If Show color values is true then the offset will be displayed along side the other information.
Color Values Shape Report
The file contains a report definition that will report all colors in RGB, HSL and HEX formats, which you can run from Review / Shape Reports.
It's really there for those who are not able to run the macros version and as an alternative to the Copy color values (see below).
Macro enhancements
The code version of the document includes a few additional features:
Reset all luminosity offsets
If you've applied local luminosity offsets to a number of Color
shapes and want to reset them then you can do this via the Reset all local luminosity offsets page right-click menu item.
Copy Color values to clipboard
You can right-click on the page and select "Copy RGB values". This harvests the RGB string cell from each Color shape, concatenates this into a list and then copies the resulting string to the clipboard. So, for example, if you had three colors on the page you'd find something like this in the clipboard:
RGB(238,168,111)|RGB(113,236,122)|RGB(112,190,237)
You're free to change the parameters of the corresponding CALLTHIS function in the page ShapeSheet, where the last three arguments are: the target cell name, the color delimiter (pipe in the above example) and a boolean that determines whether to retrieve the local formula (with local component separator) or universal which will always be a comma.
On the Color
shape you'll find string cells cells:
User.RGBStr
User.HSLStr
User.HEXStr
Save Colors
Another right-click feature on the page is the ability to save the current set of Color
shapes to the document, which you can then 'reload' at a later date.
Individual named Palettes are stored in the Document's ShapeSheet and so are saved with the document.
Colors are stored in the palette as RGB values and then translated back to HSL when they're dropped back onto the page.
There are a number of options for converting from RGB to HSL and back again. I looked at a number of options for doing this:
- Converting sRGB Colors to HSL - W3C
- HSL to RGB color conversion - Stack Overflow
- RGB to HSL conversion - Stack Overflow
In the end I went for the Win32 api which has a ColorRGBToHSL function, which does very nicely.
Drop and Delete Palettes
Now that you're storing palettes you need some way to manage them and so there is an further menu item named 'Manage palettes...'.

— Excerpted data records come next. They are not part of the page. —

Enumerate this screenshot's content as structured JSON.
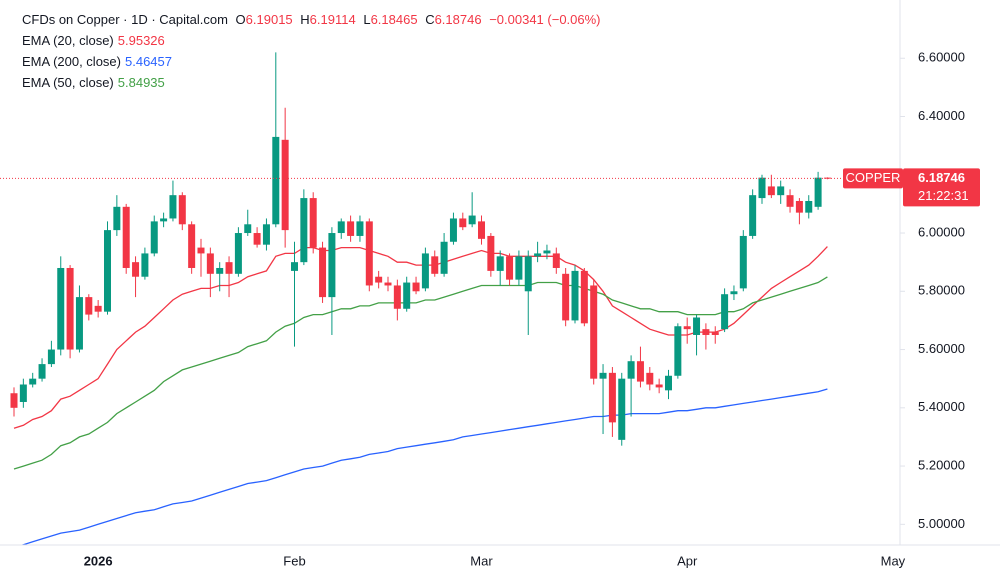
{
  "chart_data": {
    "type": "candlestick",
    "title": "CFDs on Copper · 1D · Capital.com",
    "ohlc_labels": [
      "O",
      "H",
      "L",
      "C"
    ],
    "change_text": "−0.00341 (−0.06%)",
    "symbol_tag": "COPPER",
    "countdown": "21:22:31",
    "up_color": "#089981",
    "down_color": "#f23645",
    "ylim": [
      4.929,
      6.8
    ],
    "yticks": [
      {
        "value": 5.0,
        "label": "5.00000"
      },
      {
        "value": 5.2,
        "label": "5.20000"
      },
      {
        "value": 5.4,
        "label": "5.40000"
      },
      {
        "value": 5.6,
        "label": "5.60000"
      },
      {
        "value": 5.8,
        "label": "5.80000"
      },
      {
        "value": 6.0,
        "label": "6.00000"
      },
      {
        "value": 6.2,
        "label": "6.20000"
      },
      {
        "value": 6.4,
        "label": "6.40000"
      },
      {
        "value": 6.6,
        "label": "6.60000"
      }
    ],
    "categories": [
      null,
      null,
      null,
      null,
      null,
      null,
      null,
      null,
      null,
      "2026",
      null,
      null,
      null,
      null,
      null,
      null,
      null,
      null,
      null,
      null,
      null,
      null,
      null,
      null,
      null,
      null,
      null,
      null,
      null,
      null,
      "Feb",
      null,
      null,
      null,
      null,
      null,
      null,
      null,
      null,
      null,
      null,
      null,
      null,
      null,
      null,
      null,
      null,
      null,
      null,
      null,
      "Mar",
      null,
      null,
      null,
      null,
      null,
      null,
      null,
      null,
      null,
      null,
      null,
      null,
      null,
      null,
      null,
      null,
      null,
      null,
      null,
      null,
      null,
      "Apr",
      null,
      null,
      null,
      null,
      null,
      null,
      null,
      null,
      null,
      null,
      null,
      null,
      null,
      null,
      null,
      null,
      null,
      null,
      null,
      null,
      null,
      "May"
    ],
    "open": [
      5.45,
      5.42,
      5.48,
      5.5,
      5.55,
      5.6,
      5.88,
      5.6,
      5.78,
      5.75,
      5.73,
      6.01,
      6.09,
      5.9,
      5.85,
      5.93,
      6.04,
      6.05,
      6.13,
      6.03,
      5.95,
      5.93,
      5.86,
      5.9,
      5.86,
      6.0,
      6.0,
      5.96,
      6.03,
      6.32,
      5.87,
      5.9,
      6.12,
      5.95,
      5.78,
      6.0,
      6.04,
      5.99,
      6.04,
      5.85,
      5.83,
      5.82,
      5.74,
      5.83,
      5.81,
      5.92,
      5.86,
      5.97,
      6.05,
      6.03,
      6.04,
      5.99,
      5.87,
      5.92,
      5.84,
      5.8,
      5.92,
      5.93,
      5.93,
      5.86,
      5.7,
      5.87,
      5.82,
      5.5,
      5.52,
      5.29,
      5.5,
      5.56,
      5.52,
      5.48,
      5.46,
      5.51,
      5.68,
      5.65,
      5.67,
      5.66,
      5.67,
      5.79,
      5.81,
      5.99,
      6.12,
      6.16,
      6.13,
      6.13,
      6.11,
      6.07,
      6.09,
      6.19015,
      null,
      null,
      null,
      null,
      null,
      null,
      null
    ],
    "high": [
      5.47,
      5.5,
      5.52,
      5.57,
      5.63,
      5.92,
      5.89,
      5.82,
      5.79,
      5.77,
      6.04,
      6.13,
      6.1,
      5.92,
      5.95,
      6.06,
      6.07,
      6.18,
      6.14,
      6.04,
      5.98,
      5.95,
      5.9,
      5.92,
      6.02,
      6.08,
      6.02,
      6.05,
      6.62,
      6.43,
      5.97,
      6.15,
      6.14,
      5.97,
      6.02,
      6.05,
      6.06,
      6.06,
      6.05,
      5.87,
      5.85,
      5.84,
      5.85,
      5.85,
      5.95,
      5.94,
      6.0,
      6.07,
      6.07,
      6.14,
      6.06,
      6.0,
      5.94,
      5.93,
      5.94,
      5.94,
      5.97,
      5.96,
      5.95,
      5.88,
      5.89,
      5.88,
      5.84,
      5.55,
      5.54,
      5.52,
      5.58,
      5.61,
      5.54,
      5.5,
      5.53,
      5.69,
      5.71,
      5.72,
      5.69,
      5.68,
      5.81,
      5.82,
      6.01,
      6.15,
      6.2,
      6.2,
      6.18,
      6.15,
      6.12,
      6.13,
      6.21,
      6.19114,
      null,
      null,
      null,
      null,
      null,
      null,
      null
    ],
    "low": [
      5.37,
      5.4,
      5.47,
      5.49,
      5.54,
      5.58,
      5.57,
      5.59,
      5.7,
      5.71,
      5.72,
      5.99,
      5.86,
      5.78,
      5.84,
      5.92,
      6.02,
      6.04,
      6.01,
      5.86,
      5.85,
      5.78,
      5.8,
      5.78,
      5.85,
      5.99,
      5.95,
      5.94,
      6.02,
      5.95,
      5.61,
      5.89,
      5.93,
      5.76,
      5.65,
      5.98,
      5.97,
      5.97,
      5.8,
      5.81,
      5.8,
      5.7,
      5.73,
      5.79,
      5.8,
      5.85,
      5.85,
      5.96,
      6.01,
      6.02,
      5.96,
      5.85,
      5.82,
      5.82,
      5.82,
      5.65,
      5.9,
      5.91,
      5.86,
      5.68,
      5.69,
      5.68,
      5.48,
      5.31,
      5.3,
      5.27,
      5.37,
      5.47,
      5.46,
      5.45,
      5.43,
      5.5,
      5.62,
      5.58,
      5.6,
      5.62,
      5.66,
      5.77,
      5.8,
      5.98,
      6.1,
      6.12,
      6.1,
      6.07,
      6.03,
      6.05,
      6.08,
      6.18465,
      null,
      null,
      null,
      null,
      null,
      null,
      null
    ],
    "close": [
      5.4,
      5.48,
      5.5,
      5.55,
      5.6,
      5.88,
      5.6,
      5.78,
      5.72,
      5.73,
      6.01,
      6.09,
      5.88,
      5.85,
      5.93,
      6.04,
      6.05,
      6.13,
      6.03,
      5.88,
      5.93,
      5.86,
      5.88,
      5.86,
      6.0,
      6.03,
      5.96,
      6.03,
      6.33,
      6.01,
      5.9,
      6.12,
      5.95,
      5.78,
      6.0,
      6.04,
      5.99,
      6.04,
      5.82,
      5.83,
      5.82,
      5.74,
      5.83,
      5.8,
      5.93,
      5.86,
      5.97,
      6.05,
      6.02,
      6.06,
      5.98,
      5.87,
      5.92,
      5.84,
      5.92,
      5.92,
      5.93,
      5.94,
      5.88,
      5.7,
      5.87,
      5.69,
      5.5,
      5.52,
      5.35,
      5.5,
      5.56,
      5.49,
      5.48,
      5.47,
      5.51,
      5.68,
      5.67,
      5.71,
      5.65,
      5.65,
      5.79,
      5.8,
      5.99,
      6.13,
      6.19,
      6.13,
      6.16,
      6.09,
      6.07,
      6.11,
      6.19,
      6.18746,
      null,
      null,
      null,
      null,
      null,
      null,
      null
    ],
    "series": [
      {
        "name": "EMA (20, close)",
        "color": "#f23645",
        "values": [
          5.33,
          5.34,
          5.36,
          5.37,
          5.39,
          5.43,
          5.44,
          5.46,
          5.48,
          5.5,
          5.55,
          5.6,
          5.63,
          5.66,
          5.68,
          5.71,
          5.74,
          5.77,
          5.79,
          5.8,
          5.81,
          5.81,
          5.82,
          5.82,
          5.83,
          5.85,
          5.86,
          5.87,
          5.92,
          5.93,
          5.93,
          5.95,
          5.95,
          5.94,
          5.94,
          5.95,
          5.95,
          5.95,
          5.94,
          5.93,
          5.92,
          5.9,
          5.9,
          5.89,
          5.89,
          5.89,
          5.9,
          5.91,
          5.92,
          5.93,
          5.94,
          5.93,
          5.93,
          5.92,
          5.92,
          5.92,
          5.92,
          5.92,
          5.92,
          5.9,
          5.89,
          5.87,
          5.84,
          5.8,
          5.75,
          5.73,
          5.71,
          5.69,
          5.67,
          5.66,
          5.65,
          5.65,
          5.65,
          5.66,
          5.66,
          5.66,
          5.67,
          5.69,
          5.72,
          5.75,
          5.78,
          5.81,
          5.83,
          5.85,
          5.87,
          5.89,
          5.92,
          5.95326,
          null,
          null,
          null,
          null,
          null,
          null,
          null
        ]
      },
      {
        "name": "EMA (200, close)",
        "color": "#2962ff",
        "values": [
          4.92,
          4.93,
          4.94,
          4.95,
          4.96,
          4.97,
          4.975,
          4.98,
          4.99,
          5.0,
          5.01,
          5.02,
          5.03,
          5.04,
          5.045,
          5.05,
          5.06,
          5.07,
          5.075,
          5.08,
          5.09,
          5.1,
          5.11,
          5.12,
          5.13,
          5.14,
          5.145,
          5.15,
          5.16,
          5.17,
          5.18,
          5.19,
          5.195,
          5.2,
          5.21,
          5.22,
          5.225,
          5.23,
          5.24,
          5.245,
          5.25,
          5.26,
          5.265,
          5.27,
          5.275,
          5.28,
          5.285,
          5.29,
          5.3,
          5.305,
          5.31,
          5.315,
          5.32,
          5.325,
          5.33,
          5.335,
          5.34,
          5.345,
          5.35,
          5.355,
          5.36,
          5.365,
          5.37,
          5.37,
          5.375,
          5.375,
          5.38,
          5.38,
          5.38,
          5.38,
          5.385,
          5.39,
          5.39,
          5.395,
          5.4,
          5.4,
          5.405,
          5.41,
          5.415,
          5.42,
          5.425,
          5.43,
          5.435,
          5.44,
          5.445,
          5.45,
          5.455,
          5.46457,
          null,
          null,
          null,
          null,
          null,
          null,
          null
        ]
      },
      {
        "name": "EMA (50, close)",
        "color": "#43a047",
        "values": [
          5.19,
          5.2,
          5.21,
          5.22,
          5.24,
          5.27,
          5.28,
          5.3,
          5.31,
          5.33,
          5.35,
          5.38,
          5.4,
          5.42,
          5.44,
          5.46,
          5.49,
          5.51,
          5.53,
          5.54,
          5.55,
          5.56,
          5.57,
          5.58,
          5.59,
          5.61,
          5.62,
          5.63,
          5.66,
          5.68,
          5.69,
          5.71,
          5.72,
          5.72,
          5.73,
          5.74,
          5.74,
          5.75,
          5.75,
          5.76,
          5.76,
          5.76,
          5.76,
          5.76,
          5.77,
          5.77,
          5.78,
          5.79,
          5.8,
          5.81,
          5.82,
          5.82,
          5.82,
          5.82,
          5.82,
          5.82,
          5.83,
          5.83,
          5.83,
          5.82,
          5.82,
          5.81,
          5.8,
          5.79,
          5.77,
          5.76,
          5.75,
          5.74,
          5.74,
          5.73,
          5.73,
          5.73,
          5.72,
          5.72,
          5.72,
          5.72,
          5.73,
          5.73,
          5.74,
          5.76,
          5.77,
          5.78,
          5.79,
          5.8,
          5.81,
          5.82,
          5.83,
          5.84935,
          null,
          null,
          null,
          null,
          null,
          null,
          null
        ]
      }
    ]
  }
}
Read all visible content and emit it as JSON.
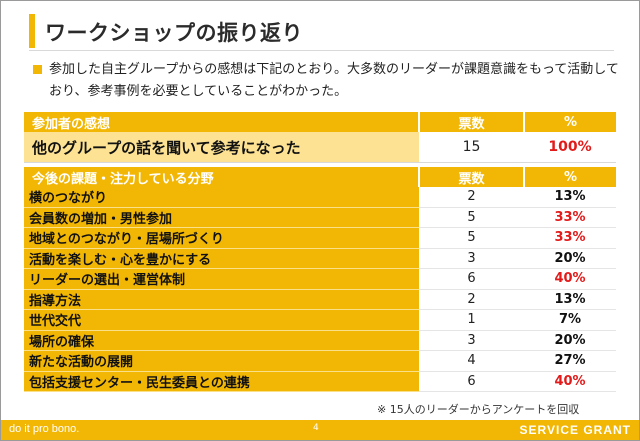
{
  "slide": {
    "title": "ワークショップの振り返り",
    "intro": "参加した自主グループからの感想は下記のとおり。大多数のリーダーが課題意識をもって活動しており、参考事例を必要としていることがわかった。",
    "note": "※ 15人のリーダーからアンケートを回収",
    "footer_left": "do it pro bono.",
    "footer_page": "4",
    "footer_right": "SERVICE GRANT",
    "accent_color": "#f2b705",
    "highlight_color": "#e31a1a"
  },
  "table1": {
    "headers": [
      "参加者の感想",
      "票数",
      "%"
    ],
    "rows": [
      {
        "label": "他のグループの話を聞いて参考になった",
        "votes": "15",
        "pct": "100%"
      }
    ]
  },
  "table2": {
    "headers": [
      "今後の課題・注力している分野",
      "票数",
      "%"
    ],
    "rows": [
      {
        "label": "横のつながり",
        "votes": "2",
        "pct": "13%"
      },
      {
        "label": "会員数の増加・男性参加",
        "votes": "5",
        "pct": "33%"
      },
      {
        "label": "地域とのつながり・居場所づくり",
        "votes": "5",
        "pct": "33%"
      },
      {
        "label": "活動を楽しむ・心を豊かにする",
        "votes": "3",
        "pct": "20%"
      },
      {
        "label": "リーダーの選出・運営体制",
        "votes": "6",
        "pct": "40%"
      },
      {
        "label": "指導方法",
        "votes": "2",
        "pct": "13%"
      },
      {
        "label": "世代交代",
        "votes": "1",
        "pct": "7%"
      },
      {
        "label": "場所の確保",
        "votes": "3",
        "pct": "20%"
      },
      {
        "label": "新たな活動の展開",
        "votes": "4",
        "pct": "27%"
      },
      {
        "label": "包括支援センター・民生委員との連携",
        "votes": "6",
        "pct": "40%"
      }
    ]
  }
}
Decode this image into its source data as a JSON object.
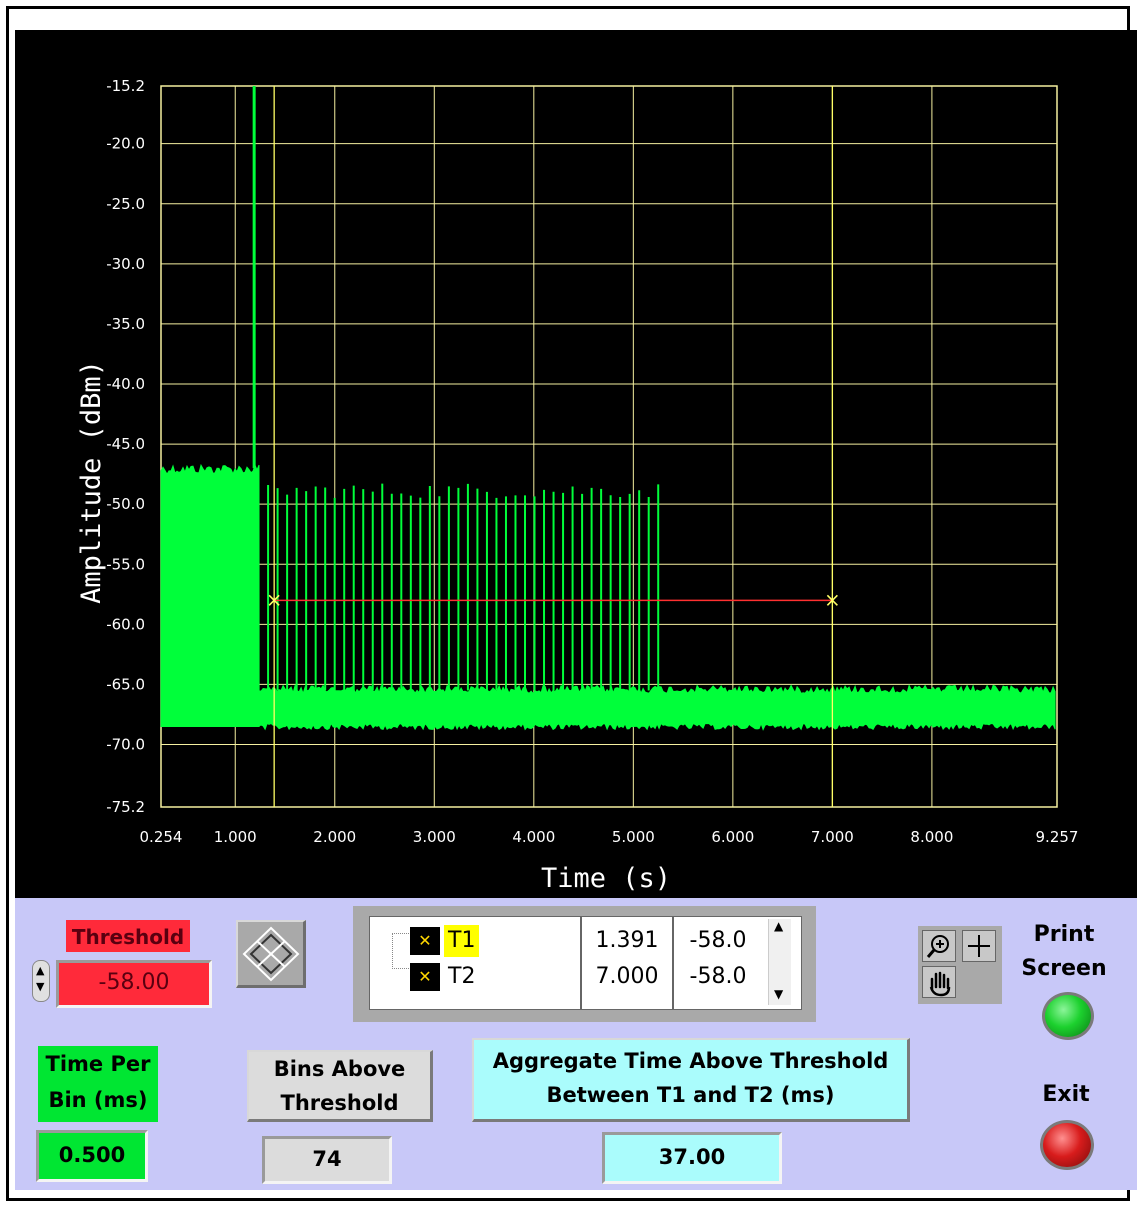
{
  "graph": {
    "ylabel": "Amplitude (dBm)",
    "xlabel": "Time (s)",
    "colors": {
      "background": "#000000",
      "grid": "#f5f0a0",
      "trace": "#00ff3a",
      "cursor_line": "#ffff66",
      "threshold_line": "#ff3030"
    }
  },
  "chart_data": {
    "type": "line",
    "xlabel": "Time (s)",
    "ylabel": "Amplitude (dBm)",
    "xlim": [
      0.254,
      9.257
    ],
    "ylim": [
      -75.2,
      -15.2
    ],
    "x_ticks": [
      0.254,
      1.0,
      2.0,
      3.0,
      4.0,
      5.0,
      6.0,
      7.0,
      8.0,
      9.257
    ],
    "x_tick_labels": [
      "0.254",
      "1.000",
      "2.000",
      "3.000",
      "4.000",
      "5.000",
      "6.000",
      "7.000",
      "8.000",
      "9.257"
    ],
    "y_ticks": [
      -15.2,
      -20.0,
      -25.0,
      -30.0,
      -35.0,
      -40.0,
      -45.0,
      -50.0,
      -55.0,
      -60.0,
      -65.0,
      -70.0,
      -75.2
    ],
    "y_tick_labels": [
      "-15.2",
      "-20.0",
      "-25.0",
      "-30.0",
      "-35.0",
      "-40.0",
      "-45.0",
      "-50.0",
      "-55.0",
      "-60.0",
      "-65.0",
      "-70.0",
      "-75.2"
    ],
    "grid": true,
    "noise_floor": [
      -68.5,
      -65.5
    ],
    "burst_segment": {
      "x": [
        0.254,
        1.24
      ],
      "y": [
        -68.5,
        -47.0
      ]
    },
    "spike": {
      "x": 1.19,
      "y": -15.2
    },
    "pulses": {
      "x_start": 1.33,
      "x_end": 5.25,
      "count": 42,
      "peak": [
        -49.5,
        -48.2
      ]
    },
    "cursors": [
      {
        "name": "T1",
        "x": 1.391,
        "y": -58.0
      },
      {
        "name": "T2",
        "x": 7.0,
        "y": -58.0
      }
    ],
    "threshold": -58.0
  },
  "controls": {
    "threshold": {
      "label": "Threshold",
      "value": "-58.00",
      "color": "#ff2a3a"
    },
    "time_per_bin": {
      "label": "Time Per\nBin (ms)",
      "value": "0.500",
      "color": "#00e632"
    },
    "bins_above": {
      "label": "Bins Above\nThreshold",
      "value": "74",
      "color": "#dcdcdc"
    },
    "aggregate": {
      "label": "Aggregate Time Above Threshold\nBetween T1 and T2 (ms)",
      "value": "37.00",
      "color": "#aafcfc"
    },
    "print_screen": {
      "label": "Print\nScreen",
      "led_color": "#1cd12e"
    },
    "exit": {
      "label": "Exit",
      "led_color": "#d81c1c"
    }
  },
  "cursor_legend": [
    {
      "name": "T1",
      "x": "1.391",
      "y": "-58.0"
    },
    {
      "name": "T2",
      "x": "7.000",
      "y": "-58.0"
    }
  ],
  "icons": [
    "cursor-move-icon",
    "zoom-icon",
    "crosshair-icon",
    "pan-hand-icon",
    "spinner-icon"
  ]
}
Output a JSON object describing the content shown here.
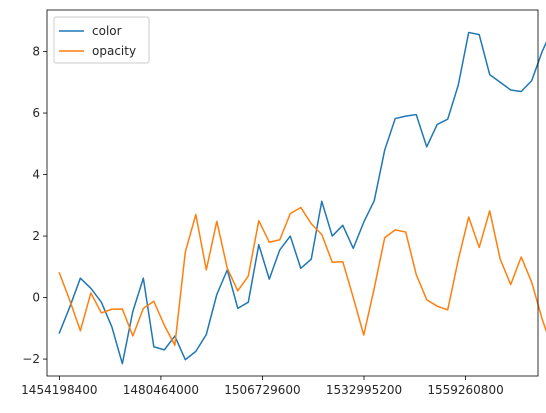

This surfaces a form which allows you to select one or more palettes and either drop all of the colors in each palette or, delete the selected palettes.
Note - If the luminosity level on the page has changed since the colors were stored a corresponding offset will be applied on drop.
Override Ctrl+A
This utility is specialized enough that I decided to catch the select all (Ctrl+A) event. Most of the time I just want to select the Color
shapes and not the Container
shape. However as I needed the Container
to be selectable, in order to move the luminosity slider, I couldn't just lock that layer. Instead the event is caught and quickly deselects the Container
resulting in a Colors only selection.
Final notes
New pages - in Visio if your master shapes reference any page User or Shape Data cells then these cells are created on new pages if they don't already exist. That's not the case for Actions cells (which give you context menu functionality. One route around this would be listen for the page added event and then create the rows in code, however this won't work if you're using the non-macro template only. The alternative is to use the Duplicate
command on the page tab context menu and this will bring across all of the cells that you need.